Thursday, March 08, 2007

Does programming language make a difference?

It seems that today "Java" is the in-vogue programming language that can make all web-development tasks easier. But does a language really make any difference? And does java really provide advantages over other languages?

Java is 'compiled' in to byte code, and then interpreted by the java virtual machine. The JVM concept is an advantage in the "write-once, deploy everywhere" paradigm. However, when deployed in a web environment, this primarily results in overhead. (How often is the webserver switched from one platform to another? A switch to different application servers is more likely - and this would still require rework if any application-server specific functionality is used.)

Then there is the persistent nature of java app servers. Instead of invoking a new connection like CGI, it just runs in the same JVM. This is often quite useful. However, fastcgi, and mod_xxx (mod_perl, mod_ruby, etc.) provide similar benefits for other languages.

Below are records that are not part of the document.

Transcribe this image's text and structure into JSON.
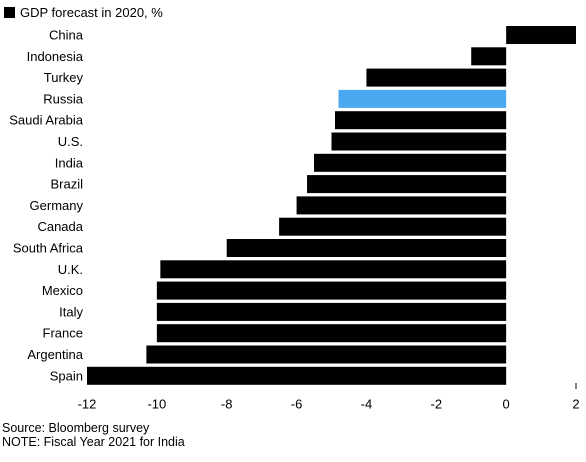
{
  "chart_data": {
    "type": "bar",
    "orientation": "horizontal",
    "legend": [
      {
        "label": "GDP forecast in 2020, %",
        "color": "#000000"
      }
    ],
    "categories": [
      "China",
      "Indonesia",
      "Turkey",
      "Russia",
      "Saudi Arabia",
      "U.S.",
      "India",
      "Brazil",
      "Germany",
      "Canada",
      "South Africa",
      "U.K.",
      "Mexico",
      "Italy",
      "France",
      "Argentina",
      "Spain"
    ],
    "values": [
      2.0,
      -1.0,
      -4.0,
      -4.8,
      -4.9,
      -5.0,
      -5.5,
      -5.7,
      -6.0,
      -6.5,
      -8.0,
      -9.9,
      -10.0,
      -10.0,
      -10.0,
      -10.3,
      -12.0
    ],
    "highlight": "Russia",
    "colors": {
      "default": "#000000",
      "highlight": "#4aa8f0"
    },
    "xlim": [
      -12,
      2
    ],
    "xticks": [
      -12,
      -10,
      -8,
      -6,
      -4,
      -2,
      0,
      2
    ],
    "grid": false,
    "legend_position": "top-left"
  },
  "footer": {
    "source": "Source: Bloomberg survey",
    "note": "NOTE: Fiscal Year 2021 for India"
  }
}
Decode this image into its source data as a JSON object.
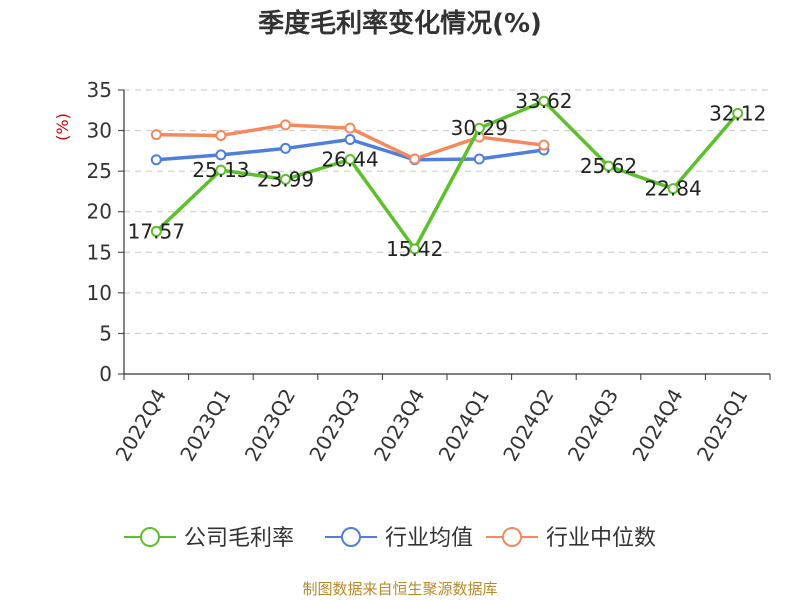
{
  "chart_data": {
    "type": "line",
    "title": "季度毛利率变化情况(%)",
    "ylabel": "(%)",
    "ylim": [
      0,
      35
    ],
    "yticks": [
      0,
      5,
      10,
      15,
      20,
      25,
      30,
      35
    ],
    "categories": [
      "2022Q4",
      "2023Q1",
      "2023Q2",
      "2023Q3",
      "2023Q4",
      "2024Q1",
      "2024Q2",
      "2024Q3",
      "2024Q4",
      "2025Q1"
    ],
    "series": [
      {
        "name": "公司毛利率",
        "color": "#5cc02a",
        "values": [
          17.57,
          25.13,
          23.99,
          26.44,
          15.42,
          30.29,
          33.62,
          25.62,
          22.84,
          32.12
        ],
        "labels": [
          "17.57",
          "25.13",
          "23.99",
          "26.44",
          "15.42",
          "30.29",
          "33.62",
          "25.62",
          "22.84",
          "32.12"
        ]
      },
      {
        "name": "行业均值",
        "color": "#4f7fdb",
        "values": [
          26.4,
          27.0,
          27.8,
          28.9,
          26.4,
          26.5,
          27.6,
          null,
          null,
          null
        ]
      },
      {
        "name": "行业中位数",
        "color": "#f5895c",
        "values": [
          29.5,
          29.4,
          30.7,
          30.3,
          26.5,
          29.2,
          28.2,
          null,
          null,
          null
        ]
      }
    ],
    "grid": true,
    "legend_position": "bottom",
    "label_color": "#cc0000"
  },
  "source_text": "制图数据来自恒生聚源数据库",
  "source_color": "#b8892a"
}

Since java is essentially interpreted byte-code, it would seem to fall behind other languages like C that are truly compiled. However, since the source has to be compiled to byte-code, it also takes more time to develop than other scripting languages that don't require the separate compiling step.

OO is another potential benefit - however, most languages today have OO capabilities, so java has no monopoly there. On the other hand, the ability to do lightweight scripting without the strict object overhead is not available within java.

Web libraries to facilitate development are also available in most language. And page templates (like JSP) are also quite common. (Though its unlikely that systems like .jsp will ever truly achieve the goal of complete separation of code and content - unless pages remain static.)

What about code quality? That is essentially the same as discussing the quality of spoken Hungarian vs. spoken English. There may be great speakers, and there may be horrible speakers. Constructs of the language may contribute to certain aspects of speech, but in the end, it is the speaker that matters the most. The same goes with programmers.